The man merely smiled. “Sadistic is such a vulgar term. I hope you don’t use it again.” He handed him a check for 10,000 dollars. “Will we be seeing you next time?” The man asked kindly, but Sam didn’t answer. He thought about ripping the check, but then remembered his purpose.

“No, you won’t.” Sam left the room.

“Sam?” Jones asked from his desk. “What did you find out?” Sam put the check on the table, and left without a word. “Sam?” Jones looked at Sam, then back at the check. “Wait…you didn’t play, did you?”

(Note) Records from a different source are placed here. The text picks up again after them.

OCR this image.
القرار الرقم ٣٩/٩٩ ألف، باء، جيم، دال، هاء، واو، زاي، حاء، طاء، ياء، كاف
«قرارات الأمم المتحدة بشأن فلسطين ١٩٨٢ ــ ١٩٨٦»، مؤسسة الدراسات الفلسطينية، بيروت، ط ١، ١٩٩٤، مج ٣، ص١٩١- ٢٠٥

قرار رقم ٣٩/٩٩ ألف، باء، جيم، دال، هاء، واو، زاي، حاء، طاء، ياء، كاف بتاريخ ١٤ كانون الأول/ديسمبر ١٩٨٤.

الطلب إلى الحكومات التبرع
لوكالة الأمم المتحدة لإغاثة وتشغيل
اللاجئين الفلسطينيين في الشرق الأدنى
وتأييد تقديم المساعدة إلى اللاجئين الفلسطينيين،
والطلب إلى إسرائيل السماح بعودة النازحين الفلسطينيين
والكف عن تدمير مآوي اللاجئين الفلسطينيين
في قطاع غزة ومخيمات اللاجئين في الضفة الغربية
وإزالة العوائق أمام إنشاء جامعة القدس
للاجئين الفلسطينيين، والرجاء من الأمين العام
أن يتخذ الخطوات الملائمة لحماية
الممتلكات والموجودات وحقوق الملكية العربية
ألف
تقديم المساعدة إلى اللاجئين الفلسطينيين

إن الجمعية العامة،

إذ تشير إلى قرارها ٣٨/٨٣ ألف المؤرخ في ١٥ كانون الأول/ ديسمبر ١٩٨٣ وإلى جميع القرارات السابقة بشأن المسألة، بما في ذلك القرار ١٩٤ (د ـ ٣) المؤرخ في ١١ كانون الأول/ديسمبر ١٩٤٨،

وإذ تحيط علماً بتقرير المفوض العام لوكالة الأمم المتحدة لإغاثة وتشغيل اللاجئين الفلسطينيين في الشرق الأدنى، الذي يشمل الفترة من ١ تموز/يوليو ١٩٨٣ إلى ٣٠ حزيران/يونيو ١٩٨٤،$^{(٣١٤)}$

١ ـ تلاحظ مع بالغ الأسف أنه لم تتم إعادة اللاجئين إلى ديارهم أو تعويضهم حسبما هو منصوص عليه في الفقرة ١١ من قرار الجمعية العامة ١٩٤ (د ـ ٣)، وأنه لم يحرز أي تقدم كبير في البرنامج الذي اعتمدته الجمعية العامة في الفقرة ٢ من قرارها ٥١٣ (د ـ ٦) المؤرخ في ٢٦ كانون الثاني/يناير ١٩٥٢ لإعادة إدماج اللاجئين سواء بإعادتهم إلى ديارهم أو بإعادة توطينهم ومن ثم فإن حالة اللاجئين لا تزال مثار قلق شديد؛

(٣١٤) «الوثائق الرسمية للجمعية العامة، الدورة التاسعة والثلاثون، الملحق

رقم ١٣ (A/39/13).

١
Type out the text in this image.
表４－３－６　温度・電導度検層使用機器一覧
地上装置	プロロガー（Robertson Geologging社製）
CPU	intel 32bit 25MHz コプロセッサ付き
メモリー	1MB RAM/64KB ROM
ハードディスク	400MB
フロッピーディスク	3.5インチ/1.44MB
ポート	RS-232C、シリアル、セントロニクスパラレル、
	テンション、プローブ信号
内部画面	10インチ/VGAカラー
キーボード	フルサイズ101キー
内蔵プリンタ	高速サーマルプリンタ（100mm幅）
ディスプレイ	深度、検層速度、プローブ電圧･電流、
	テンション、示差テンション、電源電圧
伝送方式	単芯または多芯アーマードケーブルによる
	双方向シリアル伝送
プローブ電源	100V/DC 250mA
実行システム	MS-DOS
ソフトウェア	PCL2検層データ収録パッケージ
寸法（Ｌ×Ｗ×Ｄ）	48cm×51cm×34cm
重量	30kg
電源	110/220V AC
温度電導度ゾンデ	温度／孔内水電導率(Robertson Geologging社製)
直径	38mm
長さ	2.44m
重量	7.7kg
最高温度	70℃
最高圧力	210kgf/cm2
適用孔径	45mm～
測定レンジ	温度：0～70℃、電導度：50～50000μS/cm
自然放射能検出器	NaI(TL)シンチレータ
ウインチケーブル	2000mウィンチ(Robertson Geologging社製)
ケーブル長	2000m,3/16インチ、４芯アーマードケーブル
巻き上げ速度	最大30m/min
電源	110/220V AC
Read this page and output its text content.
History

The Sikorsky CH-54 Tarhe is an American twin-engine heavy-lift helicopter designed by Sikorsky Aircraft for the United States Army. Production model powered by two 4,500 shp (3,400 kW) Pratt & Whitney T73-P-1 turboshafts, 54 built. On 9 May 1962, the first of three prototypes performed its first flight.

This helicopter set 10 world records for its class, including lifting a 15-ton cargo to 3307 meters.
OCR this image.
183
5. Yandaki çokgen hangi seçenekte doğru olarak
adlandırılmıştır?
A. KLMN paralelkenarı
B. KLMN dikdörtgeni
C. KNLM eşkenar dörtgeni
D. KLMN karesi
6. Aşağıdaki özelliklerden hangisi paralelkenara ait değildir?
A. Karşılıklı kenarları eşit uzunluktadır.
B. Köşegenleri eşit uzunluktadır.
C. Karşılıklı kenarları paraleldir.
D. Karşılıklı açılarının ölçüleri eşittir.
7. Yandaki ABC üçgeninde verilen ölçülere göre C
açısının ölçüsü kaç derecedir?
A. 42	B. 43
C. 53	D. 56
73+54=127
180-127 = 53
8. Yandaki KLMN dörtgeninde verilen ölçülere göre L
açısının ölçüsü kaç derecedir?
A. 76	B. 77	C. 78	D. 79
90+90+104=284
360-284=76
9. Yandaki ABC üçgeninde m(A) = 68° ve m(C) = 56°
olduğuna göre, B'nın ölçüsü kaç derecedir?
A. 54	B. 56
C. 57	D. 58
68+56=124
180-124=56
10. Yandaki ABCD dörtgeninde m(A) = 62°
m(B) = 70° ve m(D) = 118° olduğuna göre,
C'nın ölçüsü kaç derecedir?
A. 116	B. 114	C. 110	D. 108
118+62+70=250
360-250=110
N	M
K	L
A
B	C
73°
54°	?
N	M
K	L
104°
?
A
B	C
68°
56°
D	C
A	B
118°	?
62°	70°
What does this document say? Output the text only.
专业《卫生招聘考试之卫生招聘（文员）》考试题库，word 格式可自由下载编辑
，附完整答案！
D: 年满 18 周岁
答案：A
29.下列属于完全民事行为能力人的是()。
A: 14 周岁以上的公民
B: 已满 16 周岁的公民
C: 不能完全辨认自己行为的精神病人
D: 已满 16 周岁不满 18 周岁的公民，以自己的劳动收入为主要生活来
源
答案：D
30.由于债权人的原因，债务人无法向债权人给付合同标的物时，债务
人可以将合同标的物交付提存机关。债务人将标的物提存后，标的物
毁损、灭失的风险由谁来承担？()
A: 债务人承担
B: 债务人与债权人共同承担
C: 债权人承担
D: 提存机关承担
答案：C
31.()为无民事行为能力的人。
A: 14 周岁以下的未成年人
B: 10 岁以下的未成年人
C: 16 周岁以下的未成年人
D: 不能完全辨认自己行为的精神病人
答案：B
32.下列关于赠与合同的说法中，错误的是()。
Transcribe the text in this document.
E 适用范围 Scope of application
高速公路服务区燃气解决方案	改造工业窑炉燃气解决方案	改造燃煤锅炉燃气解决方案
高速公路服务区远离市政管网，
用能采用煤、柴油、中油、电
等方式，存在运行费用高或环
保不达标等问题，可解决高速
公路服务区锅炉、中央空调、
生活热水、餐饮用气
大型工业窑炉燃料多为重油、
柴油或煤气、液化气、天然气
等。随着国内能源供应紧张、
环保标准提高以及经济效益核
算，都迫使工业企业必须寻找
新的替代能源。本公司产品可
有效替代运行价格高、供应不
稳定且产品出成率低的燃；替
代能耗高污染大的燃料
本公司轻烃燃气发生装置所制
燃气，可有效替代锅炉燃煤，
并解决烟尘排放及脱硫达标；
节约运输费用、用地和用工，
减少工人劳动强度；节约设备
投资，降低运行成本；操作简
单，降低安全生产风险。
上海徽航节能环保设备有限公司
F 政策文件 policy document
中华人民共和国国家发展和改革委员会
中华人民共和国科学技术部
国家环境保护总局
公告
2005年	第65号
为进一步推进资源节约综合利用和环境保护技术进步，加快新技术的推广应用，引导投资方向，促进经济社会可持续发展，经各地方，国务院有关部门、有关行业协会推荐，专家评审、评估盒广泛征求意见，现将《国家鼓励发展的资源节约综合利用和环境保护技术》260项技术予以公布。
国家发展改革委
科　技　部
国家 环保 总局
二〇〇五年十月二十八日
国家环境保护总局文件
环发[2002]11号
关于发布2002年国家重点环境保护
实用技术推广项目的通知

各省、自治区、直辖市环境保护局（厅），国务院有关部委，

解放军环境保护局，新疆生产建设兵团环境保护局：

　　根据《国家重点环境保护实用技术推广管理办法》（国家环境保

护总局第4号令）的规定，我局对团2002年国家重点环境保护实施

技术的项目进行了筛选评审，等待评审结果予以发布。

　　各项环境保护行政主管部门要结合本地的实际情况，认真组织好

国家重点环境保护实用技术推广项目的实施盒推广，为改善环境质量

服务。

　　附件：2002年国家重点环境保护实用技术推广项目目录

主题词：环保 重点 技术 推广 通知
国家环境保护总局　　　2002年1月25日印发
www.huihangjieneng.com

Sam didn’t listen. He replaced the derringer in Greg’s locker, and closed it. The officer took a seat on a bench. He couldn’t think about anything but the two guns to his head, one of which was his own. Was I really willing to die for this case? Sam buried his head in his hands, and then regained his composure. Walking back to Jones’ office, Sam stated, “The case is all yours, now. I’m asking the lieutenant to be put back on the beat, starting tomorrow.” He left again before Jones could get in a word.